L’espace public
Lieu des usages et des perceptions, structurant les organisations spatiales, l’espace public est un fondement essentiel des paysages urbains.
L’espace public est en ville le point de vue principal depuis lequel se forge la perception des territoires. Lors des déplacements notamment, c’est de là que sont perçus les espaces et appréciées leurs éventuelles qualités paysagères.
La forme de l’espace public traduit :
- les intentions de composition de l’urbanisme (le vide est structurant, constituant le canevas sur lequel le bâti vient s’ordonnancer et produire un paysage spécifique),
- la volonté plus ou moins nette de tirer parti d’un site ou d’offrir un espace accueillant, autant visuellement que dans ses fonctions.
Alors que certains espaces publics ne sont que la résultante d’une approche fonctionnelle de l’aménagement (flux, desserte, rez-de-chaussée techniques aveugles…), d’autres au contraire apparaissent comme une structure centrale de la composition de l’espace urbain, autour de laquelle s’ordonnent les éléments bâtis pour former un tout. Ils peuvent donner aux territoires, par leur structure et par leurs traitements, une personnalité, une identité particulière, tout en permettant les fonctions de déplacement et celles de la vie collective. Leur traitement traduit le soin apporté par la collectivité à son espace partagé, et au confort de vie des habitants.
Un enjeu majeur des paysages urbains
La qualité du paysage urbain repose en très grande partie sur les espaces publics, tant les voiries et les places que les espaces verts. L’importance s’en fait sentir aux deux échelles :
- de la composition urbaine, avec le rôle des tracés de voirie, de la position dans les reliefs, des polarités ;
- des traitements, sur lesquels reposent la prise en compte des fonctions et des aménités, mais surtout l’ambiance ressentie.
Dans de nombreux autres cas cependant, l’espace manque de lisibilité et de continuité, et contribue à une perception confuse.
L’urbanisation ininterrompue ne facilite pas le repérage. Dans ce contexte, l’identification des localités se fait davantage par la reconnaissance des centres de vie que par la lisibilité de leurs limites (il n’y a pas d’entrée de ville lorsqu’on se trouve toujours en ville). L’espace public doit donner forme à ces espaces où se concentrent les usages, la vie collective, et les bâtiments publics.

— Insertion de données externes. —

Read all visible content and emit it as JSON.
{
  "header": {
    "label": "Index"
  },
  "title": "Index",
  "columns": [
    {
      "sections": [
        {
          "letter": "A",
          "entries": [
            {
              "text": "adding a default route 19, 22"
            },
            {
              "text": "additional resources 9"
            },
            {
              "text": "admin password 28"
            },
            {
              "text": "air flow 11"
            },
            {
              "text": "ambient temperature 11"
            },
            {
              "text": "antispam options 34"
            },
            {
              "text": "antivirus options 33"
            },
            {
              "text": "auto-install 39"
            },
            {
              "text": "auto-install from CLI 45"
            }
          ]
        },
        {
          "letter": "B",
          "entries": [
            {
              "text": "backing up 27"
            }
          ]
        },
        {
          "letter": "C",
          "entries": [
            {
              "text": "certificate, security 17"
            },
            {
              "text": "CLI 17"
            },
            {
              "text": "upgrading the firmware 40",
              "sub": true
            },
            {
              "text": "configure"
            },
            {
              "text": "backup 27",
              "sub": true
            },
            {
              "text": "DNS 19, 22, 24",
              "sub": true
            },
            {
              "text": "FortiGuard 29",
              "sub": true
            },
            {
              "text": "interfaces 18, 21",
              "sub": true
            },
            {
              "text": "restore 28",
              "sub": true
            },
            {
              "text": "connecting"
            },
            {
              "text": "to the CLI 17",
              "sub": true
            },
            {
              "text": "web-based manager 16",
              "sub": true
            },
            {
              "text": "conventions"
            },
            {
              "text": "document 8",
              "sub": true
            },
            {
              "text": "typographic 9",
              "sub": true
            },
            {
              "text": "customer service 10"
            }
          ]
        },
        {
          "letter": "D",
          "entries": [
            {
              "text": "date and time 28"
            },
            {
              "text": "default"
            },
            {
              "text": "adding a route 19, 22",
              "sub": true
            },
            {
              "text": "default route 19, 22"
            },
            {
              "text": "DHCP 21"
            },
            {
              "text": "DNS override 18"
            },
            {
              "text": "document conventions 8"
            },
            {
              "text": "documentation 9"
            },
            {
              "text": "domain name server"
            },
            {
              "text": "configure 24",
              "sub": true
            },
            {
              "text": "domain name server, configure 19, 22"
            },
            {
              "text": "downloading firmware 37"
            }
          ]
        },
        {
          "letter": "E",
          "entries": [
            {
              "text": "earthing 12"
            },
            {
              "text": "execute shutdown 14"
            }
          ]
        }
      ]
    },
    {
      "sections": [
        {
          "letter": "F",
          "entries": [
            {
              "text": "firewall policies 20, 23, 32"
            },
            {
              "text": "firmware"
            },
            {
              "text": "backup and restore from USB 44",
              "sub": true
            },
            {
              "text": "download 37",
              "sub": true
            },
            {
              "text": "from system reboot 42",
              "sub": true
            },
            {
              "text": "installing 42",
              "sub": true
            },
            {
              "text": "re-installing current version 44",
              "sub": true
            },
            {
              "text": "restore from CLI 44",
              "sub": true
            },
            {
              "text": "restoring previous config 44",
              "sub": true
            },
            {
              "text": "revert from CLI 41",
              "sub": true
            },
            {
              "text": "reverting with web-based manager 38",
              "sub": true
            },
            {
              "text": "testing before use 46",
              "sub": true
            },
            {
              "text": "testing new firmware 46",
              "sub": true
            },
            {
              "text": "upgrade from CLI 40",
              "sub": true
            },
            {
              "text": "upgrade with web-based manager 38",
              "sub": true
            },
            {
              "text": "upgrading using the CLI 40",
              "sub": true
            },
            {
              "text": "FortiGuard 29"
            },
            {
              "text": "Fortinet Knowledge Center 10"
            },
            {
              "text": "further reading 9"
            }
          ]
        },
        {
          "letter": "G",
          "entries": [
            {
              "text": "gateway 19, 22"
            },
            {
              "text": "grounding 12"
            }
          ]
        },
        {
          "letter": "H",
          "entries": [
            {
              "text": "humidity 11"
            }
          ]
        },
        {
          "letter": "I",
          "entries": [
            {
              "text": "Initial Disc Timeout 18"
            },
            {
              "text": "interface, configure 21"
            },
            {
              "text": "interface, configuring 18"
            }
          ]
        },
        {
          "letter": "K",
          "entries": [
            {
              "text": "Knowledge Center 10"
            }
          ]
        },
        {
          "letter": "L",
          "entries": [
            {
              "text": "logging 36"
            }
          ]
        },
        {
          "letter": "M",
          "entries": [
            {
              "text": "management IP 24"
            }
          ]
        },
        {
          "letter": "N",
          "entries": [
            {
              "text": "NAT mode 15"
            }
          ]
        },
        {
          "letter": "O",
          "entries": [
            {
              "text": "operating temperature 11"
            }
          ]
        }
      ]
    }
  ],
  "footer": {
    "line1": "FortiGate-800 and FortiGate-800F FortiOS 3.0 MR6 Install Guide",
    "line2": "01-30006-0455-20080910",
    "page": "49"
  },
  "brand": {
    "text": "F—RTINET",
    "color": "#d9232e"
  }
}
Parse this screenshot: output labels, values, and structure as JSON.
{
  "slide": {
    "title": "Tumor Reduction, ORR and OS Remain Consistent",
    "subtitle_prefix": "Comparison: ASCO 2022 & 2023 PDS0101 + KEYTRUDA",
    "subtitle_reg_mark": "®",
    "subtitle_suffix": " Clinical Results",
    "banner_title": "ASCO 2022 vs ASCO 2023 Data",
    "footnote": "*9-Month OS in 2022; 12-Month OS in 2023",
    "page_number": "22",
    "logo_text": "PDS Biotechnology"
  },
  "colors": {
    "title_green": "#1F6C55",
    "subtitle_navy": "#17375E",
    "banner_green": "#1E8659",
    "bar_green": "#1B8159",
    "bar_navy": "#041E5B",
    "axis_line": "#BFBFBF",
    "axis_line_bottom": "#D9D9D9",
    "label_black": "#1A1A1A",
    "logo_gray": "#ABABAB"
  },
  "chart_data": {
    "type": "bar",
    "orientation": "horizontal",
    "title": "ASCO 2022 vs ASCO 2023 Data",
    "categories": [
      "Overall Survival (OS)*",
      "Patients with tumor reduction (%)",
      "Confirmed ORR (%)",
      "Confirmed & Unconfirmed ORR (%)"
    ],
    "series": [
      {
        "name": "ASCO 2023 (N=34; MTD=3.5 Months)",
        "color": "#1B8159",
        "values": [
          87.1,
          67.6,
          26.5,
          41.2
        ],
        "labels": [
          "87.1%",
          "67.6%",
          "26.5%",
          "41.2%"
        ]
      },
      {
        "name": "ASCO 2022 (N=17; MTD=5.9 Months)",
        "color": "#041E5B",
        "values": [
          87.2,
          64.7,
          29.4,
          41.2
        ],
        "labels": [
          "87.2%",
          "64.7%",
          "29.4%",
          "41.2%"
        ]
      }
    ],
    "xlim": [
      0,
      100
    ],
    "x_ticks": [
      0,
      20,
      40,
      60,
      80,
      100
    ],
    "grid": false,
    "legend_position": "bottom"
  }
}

La continuité de l’espace public est une valeur de paysage, offrant une compensation aux effets de coupure et de morcellement dont le territoire est souvent victime, du fait des infrastructures et des zonages. Dans les opérations de renouvellement urbain, il est ainsi recherché un meilleur maillage des rues, visant à désenclaver les quartiers isolé.
Par leurs traitements, les espaces publics contribuent à mettre en place des ambiances, à exprimer des qualités d’usages, un attachement aux lieux. Souvent inspirés par l’art des jardins, cherchant à faire plus de place aux déplacements des piétons et des vélos, évinçant les stationnements, les traitements de l’espace évoluent beaucoup dans le sens de la qualification paysagère. Le développement des lignes de tramway contribue à susciter des programmes d’aménagement et de renouvellement, qui recomposent le visage des quartiers.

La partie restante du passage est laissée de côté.